Собственно говоря, ему даже стало тяжелее.
– Мадам, – торжественно объявил Эймз, – к вам посетитель.
Сидевшая на диванчике Арабелла удивленно вскинула на него глаза:
– Ко мне?
Ее сердце вдруг забилось торопливыми, неровными толчками. Может, это Джастин? Самые разные чувства, нахлынув на Арабеллу, раздирали ее на части. Надежда... страх... и многое другое. На пороге гостиной выросла высокая мужская фигура, и сердце Арабеллы разом ухнуло вниз.
Но это оказался не Джастин, а Себастьян.
Арабелла едва не расплакалась от досады.

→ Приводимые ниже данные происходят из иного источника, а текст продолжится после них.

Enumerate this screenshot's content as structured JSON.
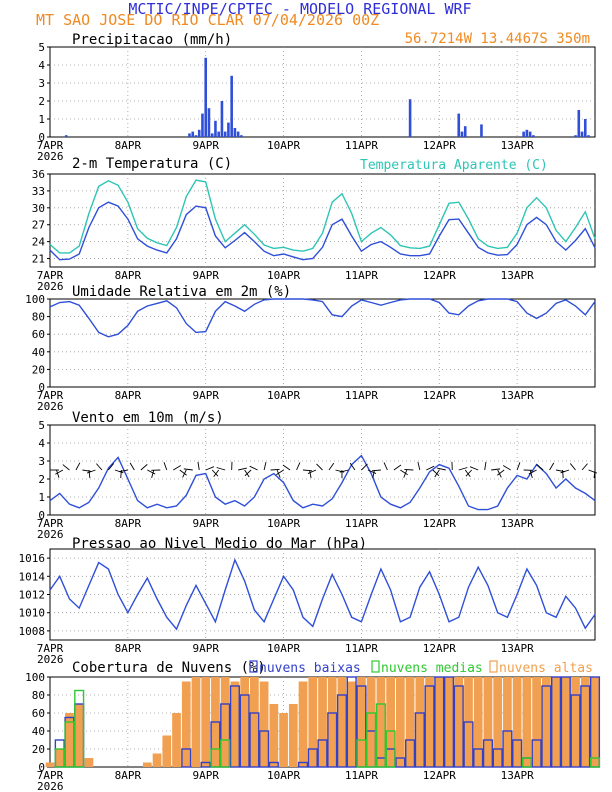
{
  "header": {
    "line1": "MCTIC/INPE/CPTEC - MODELO REGIONAL WRF",
    "line2": "MT SAO JOSE DO RIO CLAR  07/04/2026 00Z",
    "location": "56.7214W 13.4467S 350m"
  },
  "colors": {
    "header_blue": "#2f2fd8",
    "header_orange": "#f08a22",
    "series_blue": "#2f4fd8",
    "series_cyan": "#2ec5b5",
    "cloud_low": "#3340c8",
    "cloud_mid": "#2fc82f",
    "cloud_high": "#f0a050"
  },
  "x_axis": {
    "tick_labels": [
      "7APR",
      "8APR",
      "9APR",
      "10APR",
      "11APR",
      "12APR",
      "13APR"
    ],
    "year_label": "2026",
    "range_hours": [
      0,
      168
    ]
  },
  "chart_data": [
    {
      "id": "precip",
      "type": "bar",
      "title": "Precipitacao (mm/h)",
      "ylim": [
        0,
        5
      ],
      "yticks": [
        0,
        1,
        2,
        3,
        4,
        5
      ],
      "x_hours": [
        5,
        43,
        44,
        45,
        46,
        47,
        48,
        49,
        50,
        51,
        52,
        53,
        54,
        55,
        56,
        57,
        58,
        59,
        111,
        126,
        127,
        128,
        133,
        146,
        147,
        148,
        149,
        162,
        163,
        164,
        165,
        166
      ],
      "values": [
        0.1,
        0.2,
        0.3,
        0.1,
        0.4,
        1.3,
        4.4,
        1.6,
        0.2,
        0.9,
        0.3,
        2.0,
        0.3,
        0.8,
        3.4,
        0.5,
        0.3,
        0.1,
        2.1,
        1.3,
        0.3,
        0.6,
        0.7,
        0.3,
        0.4,
        0.3,
        0.1,
        0.1,
        1.5,
        0.3,
        1.0,
        0.1
      ]
    },
    {
      "id": "temperature",
      "type": "line",
      "title": "2-m Temperatura (C)",
      "legend": "Temperatura Aparente (C)",
      "ylim": [
        19.5,
        36
      ],
      "yticks": [
        21,
        24,
        27,
        30,
        33,
        36
      ],
      "x_hours": [
        0,
        3,
        6,
        9,
        12,
        15,
        18,
        21,
        24,
        27,
        30,
        33,
        36,
        39,
        42,
        45,
        48,
        51,
        54,
        57,
        60,
        63,
        66,
        69,
        72,
        75,
        78,
        81,
        84,
        87,
        90,
        93,
        96,
        99,
        102,
        105,
        108,
        111,
        114,
        117,
        120,
        123,
        126,
        129,
        132,
        135,
        138,
        141,
        144,
        147,
        150,
        153,
        156,
        159,
        162,
        165,
        168
      ],
      "series": [
        {
          "name": "2-m Temperatura (C)",
          "values": [
            22.5,
            20.8,
            20.9,
            21.8,
            26.5,
            30.0,
            31.0,
            30.3,
            28.0,
            24.5,
            23.2,
            22.5,
            22.0,
            24.5,
            28.8,
            30.3,
            30.0,
            25.0,
            22.9,
            24.2,
            25.6,
            24.0,
            22.3,
            21.5,
            21.8,
            21.3,
            20.8,
            21.0,
            23.0,
            27.0,
            28.0,
            25.0,
            22.3,
            23.5,
            24.0,
            23.0,
            21.8,
            21.5,
            21.5,
            21.8,
            25.0,
            27.9,
            28.0,
            25.5,
            23.0,
            22.0,
            21.6,
            21.7,
            23.5,
            27.0,
            28.3,
            27.0,
            24.0,
            22.5,
            24.2,
            26.3,
            22.9
          ]
        },
        {
          "name": "Temperatura Aparente (C)",
          "values": [
            23.5,
            22.0,
            22.0,
            23.2,
            29.0,
            33.8,
            34.8,
            34.0,
            31.0,
            26.3,
            24.6,
            23.8,
            23.3,
            26.5,
            32.0,
            34.9,
            34.6,
            28.0,
            24.0,
            25.5,
            27.0,
            25.3,
            23.4,
            22.8,
            23.0,
            22.5,
            22.3,
            22.8,
            25.5,
            31.0,
            32.5,
            29.0,
            24.0,
            25.5,
            26.5,
            25.2,
            23.3,
            22.9,
            22.8,
            23.2,
            27.0,
            30.8,
            31.0,
            28.0,
            24.5,
            23.2,
            22.8,
            23.0,
            25.5,
            30.0,
            31.8,
            30.0,
            26.0,
            24.0,
            26.5,
            29.3,
            24.5
          ]
        }
      ]
    },
    {
      "id": "humidity",
      "type": "line",
      "title": "Umidade Relativa em 2m (%)",
      "ylim": [
        0,
        100
      ],
      "yticks": [
        0,
        20,
        40,
        60,
        80,
        100
      ],
      "x_hours": [
        0,
        3,
        6,
        9,
        12,
        15,
        18,
        21,
        24,
        27,
        30,
        33,
        36,
        39,
        42,
        45,
        48,
        51,
        54,
        57,
        60,
        63,
        66,
        69,
        72,
        75,
        78,
        81,
        84,
        87,
        90,
        93,
        96,
        99,
        102,
        105,
        108,
        111,
        114,
        117,
        120,
        123,
        126,
        129,
        132,
        135,
        138,
        141,
        144,
        147,
        150,
        153,
        156,
        159,
        162,
        165,
        168
      ],
      "values": [
        91,
        96,
        97,
        93,
        78,
        62,
        57,
        60,
        70,
        86,
        92,
        95,
        98,
        90,
        72,
        62,
        63,
        86,
        97,
        92,
        86,
        94,
        99,
        100,
        100,
        100,
        100,
        99,
        97,
        82,
        80,
        92,
        99,
        96,
        93,
        96,
        99,
        100,
        100,
        100,
        96,
        84,
        82,
        92,
        98,
        100,
        100,
        100,
        97,
        84,
        78,
        84,
        95,
        99,
        92,
        82,
        97
      ]
    },
    {
      "id": "wind",
      "type": "line",
      "title": "Vento em 10m (m/s)",
      "ylim": [
        0,
        5
      ],
      "yticks": [
        0,
        1,
        2,
        3,
        4,
        5
      ],
      "x_hours": [
        0,
        3,
        6,
        9,
        12,
        15,
        18,
        21,
        24,
        27,
        30,
        33,
        36,
        39,
        42,
        45,
        48,
        51,
        54,
        57,
        60,
        63,
        66,
        69,
        72,
        75,
        78,
        81,
        84,
        87,
        90,
        93,
        96,
        99,
        102,
        105,
        108,
        111,
        114,
        117,
        120,
        123,
        126,
        129,
        132,
        135,
        138,
        141,
        144,
        147,
        150,
        153,
        156,
        159,
        162,
        165,
        168
      ],
      "values": [
        0.8,
        1.2,
        0.6,
        0.4,
        0.7,
        1.5,
        2.6,
        3.2,
        2.0,
        0.8,
        0.4,
        0.6,
        0.4,
        0.5,
        1.1,
        2.2,
        2.3,
        1.0,
        0.6,
        0.8,
        0.5,
        1.0,
        2.0,
        2.3,
        1.8,
        0.8,
        0.4,
        0.6,
        0.5,
        0.9,
        1.8,
        2.8,
        3.3,
        2.3,
        1.0,
        0.6,
        0.4,
        0.7,
        1.5,
        2.4,
        2.8,
        2.6,
        1.6,
        0.5,
        0.3,
        0.3,
        0.5,
        1.5,
        2.2,
        2.0,
        2.8,
        2.3,
        1.5,
        2.0,
        1.5,
        1.2,
        0.8
      ],
      "barb_level_ms": 2.5
    },
    {
      "id": "pressure",
      "type": "line",
      "title": "Pressao ao Nivel Medio do Mar (hPa)",
      "ylim": [
        1007,
        1017
      ],
      "yticks": [
        1008,
        1010,
        1012,
        1014,
        1016
      ],
      "x_hours": [
        0,
        3,
        6,
        9,
        12,
        15,
        18,
        21,
        24,
        27,
        30,
        33,
        36,
        39,
        42,
        45,
        48,
        51,
        54,
        57,
        60,
        63,
        66,
        69,
        72,
        75,
        78,
        81,
        84,
        87,
        90,
        93,
        96,
        99,
        102,
        105,
        108,
        111,
        114,
        117,
        120,
        123,
        126,
        129,
        132,
        135,
        138,
        141,
        144,
        147,
        150,
        153,
        156,
        159,
        162,
        165,
        168
      ],
      "values": [
        1012.5,
        1014.0,
        1011.5,
        1010.5,
        1013.0,
        1015.5,
        1014.8,
        1012.0,
        1010.0,
        1012.0,
        1013.8,
        1011.5,
        1009.5,
        1008.2,
        1010.8,
        1013.0,
        1011.0,
        1009.0,
        1012.5,
        1015.8,
        1013.5,
        1010.3,
        1009.0,
        1011.5,
        1014.0,
        1012.5,
        1009.5,
        1008.5,
        1011.5,
        1014.2,
        1012.0,
        1009.5,
        1009.0,
        1012.0,
        1014.8,
        1012.5,
        1009.0,
        1009.5,
        1012.8,
        1014.5,
        1012.0,
        1009.0,
        1009.5,
        1012.8,
        1015.0,
        1013.0,
        1010.0,
        1009.5,
        1012.0,
        1014.8,
        1013.0,
        1010.0,
        1009.5,
        1011.8,
        1010.5,
        1008.3,
        1009.8
      ]
    },
    {
      "id": "clouds",
      "type": "bar",
      "title": "Cobertura de Nuvens (%)",
      "ylim": [
        0,
        100
      ],
      "yticks": [
        0,
        20,
        40,
        60,
        80,
        100
      ],
      "legend": [
        "nuvens baixas",
        "nuvens medias",
        "nuvens altas"
      ],
      "x_hours": [
        0,
        3,
        6,
        9,
        12,
        15,
        18,
        21,
        24,
        27,
        30,
        33,
        36,
        39,
        42,
        45,
        48,
        51,
        54,
        57,
        60,
        63,
        66,
        69,
        72,
        75,
        78,
        81,
        84,
        87,
        90,
        93,
        96,
        99,
        102,
        105,
        108,
        111,
        114,
        117,
        120,
        123,
        126,
        129,
        132,
        135,
        138,
        141,
        144,
        147,
        150,
        153,
        156,
        159,
        162,
        165,
        168
      ],
      "series": [
        {
          "name": "nuvens altas",
          "values": [
            5,
            20,
            60,
            70,
            10,
            0,
            0,
            0,
            0,
            0,
            5,
            15,
            35,
            60,
            95,
            100,
            100,
            100,
            100,
            95,
            100,
            100,
            95,
            70,
            60,
            70,
            95,
            100,
            100,
            100,
            100,
            95,
            100,
            100,
            100,
            100,
            100,
            100,
            100,
            100,
            100,
            100,
            100,
            100,
            100,
            100,
            100,
            100,
            100,
            100,
            100,
            100,
            100,
            100,
            100,
            100,
            100
          ]
        },
        {
          "name": "nuvens baixas",
          "values": [
            0,
            30,
            55,
            70,
            0,
            0,
            0,
            0,
            0,
            0,
            0,
            0,
            0,
            0,
            20,
            0,
            5,
            50,
            70,
            90,
            80,
            60,
            40,
            5,
            0,
            0,
            5,
            20,
            30,
            60,
            80,
            100,
            90,
            40,
            10,
            20,
            10,
            30,
            60,
            90,
            100,
            100,
            90,
            50,
            20,
            30,
            20,
            40,
            30,
            10,
            30,
            90,
            100,
            100,
            80,
            90,
            100
          ]
        },
        {
          "name": "nuvens medias",
          "values": [
            0,
            20,
            50,
            85,
            0,
            0,
            0,
            0,
            0,
            0,
            0,
            0,
            0,
            0,
            0,
            0,
            0,
            20,
            30,
            0,
            0,
            0,
            0,
            0,
            0,
            0,
            0,
            0,
            0,
            0,
            0,
            0,
            30,
            60,
            70,
            40,
            0,
            0,
            0,
            0,
            0,
            0,
            0,
            0,
            0,
            0,
            0,
            0,
            0,
            10,
            0,
            0,
            0,
            0,
            0,
            0,
            10
          ]
        }
      ]
    }
  ]
}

Со времени той ужасной сцены, которая разыгралась в этой самой гостиной, прошло уже целых два дня. Не успел Джастин уйти, как Арабелла, извинившись, поспешно поднялась к себе. Она вдруг словно ослепла и оглохла и не чувствовала ничего, кроме мучительной боли. И если бы кто-то сказал ей, что Джастин сейчас мучается ничуть не меньше ее самой, Арабелла не поверила бы.
Но потом она долго лежала без сна в своей девичьей постели, в которой так сладко спала прежде. Арабелла надеялась, что сон успокоит ее, но он бежал от нее. Мысли не давали ей покоя. Все казалось каким-то... неправильным, что ли. Без Джастина постель казалась ей пустой. К утру Арабелла окончательно измучилась. Конечно, она еще злилась... и при этом чувствовала себя ужасно несчастной. Она обижалась... и при этом отчаянно тосковала.
Но теперь... Взгляд Арабеллы метнулся к чайному столику, на котором стоял поднос с чашками.
– Хотите чаю?
Но Себастьян решительно отказался. Арабелла закусила губу.
– Вы ведь виделись с Джастином? – Вопрос вырвался у нее прежде, чем она успела остановиться.
– Да, вчера, – кивнул он.
Руки Арабеллы бессильно упали на колени.
– Это он попросил вас прийти сюда? – Но прежде чем Себастьян успел ответить, Арабелла уже сделала свой собственный вывод. – Нет, конечно же, нет. Джастин слишком упрям для этого. И слишком горд.
По губам Себастьяна скользнула легкая усмешка.
– Похоже, вы хорошо успели узнать его.
– Как он? – вырвалось у нее.
И Арабелла поперхнулась, будто этот вопрос обжег ей язык. Нет, ей совсем не хочется это знать. Ей это безразлично, твердила она себе, но... это было сильнее ее. Арабелла ничего не могла с собой поделать.
Себастьян поднял брови:
– А вы не догадываетесь?
– О-о! – беспомощно простонала Арабелла. – Пьет, должно быть. Я угадала?
– Ну, если хотите знать, от этого ему не легче. – Некоторое время Себастьян молча разглядывал ее. – Вообще говоря, ему неизвестно, что я здесь. И я явился вовсе не для того, чтобы умолять вас простить его. И просить вас вернуться к нему я тоже не стану.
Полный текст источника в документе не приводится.